In the meantime, the startups will continue to evolve and adapt, changing the industry as they change themselves. Keeping this in mind, PW set out to cover the new contestants, their goals, their MOs, their flaws.

We tackled electronic content-managers, the potentially lucrative sector of the new business that believes screens will one day approximate paper in ease of use and ubiquity. Shining the spotlight on these digital distributors, we explicate their arguments -- how e-publishing gains you flexibility, storage, speed and live trees -- and point out the holes. We look at how and where these books will be presented to the consumer, and we confront the ultimate question: Whither Microsoft?

We also look at on-demand and its struggle for acceptance. There are those who say it's an interim business, destined to become unfeasible for mass consumption once digital publishing catches on. Others believe it to be the future of the book -- a physical object that carries with it all the magic and power of a traditional volume, but one that also allows for customized print runs. Our story about on-demand examines the companies making the technology, the publishers supplying the content and the retailers lining up their ducks for an all-out clicks-and-mortar battle.

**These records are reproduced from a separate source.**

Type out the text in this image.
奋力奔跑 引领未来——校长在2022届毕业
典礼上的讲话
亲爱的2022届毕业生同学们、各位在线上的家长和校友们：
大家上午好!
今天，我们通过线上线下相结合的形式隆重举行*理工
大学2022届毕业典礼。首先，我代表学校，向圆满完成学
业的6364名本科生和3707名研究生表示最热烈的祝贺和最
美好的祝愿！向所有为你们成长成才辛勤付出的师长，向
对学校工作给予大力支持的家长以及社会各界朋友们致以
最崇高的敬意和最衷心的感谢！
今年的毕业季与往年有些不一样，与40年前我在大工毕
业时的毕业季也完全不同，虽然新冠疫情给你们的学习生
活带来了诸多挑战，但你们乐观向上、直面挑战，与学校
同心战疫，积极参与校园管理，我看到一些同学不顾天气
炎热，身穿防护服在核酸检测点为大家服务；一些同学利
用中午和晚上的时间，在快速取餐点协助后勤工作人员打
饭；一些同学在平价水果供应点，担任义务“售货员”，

Of course, before any content can be given over, publishers need an efficient way to control and track such things as digital rights and meta-data tagging. Back-end needs are administered to by several rights software companies. Who will dominate, and why?

Finally, we single out Versaware, a company that handles on-demand, digital distribution, reference, multimedia and trade publishing, while throwing in a little vanity for good measure. In an age where everyone speaks of convergence, this is one company that's truly doing it all.

Step right up; there's a new fair in town. You might as well play -- the barker isn't shutting up anytime soon.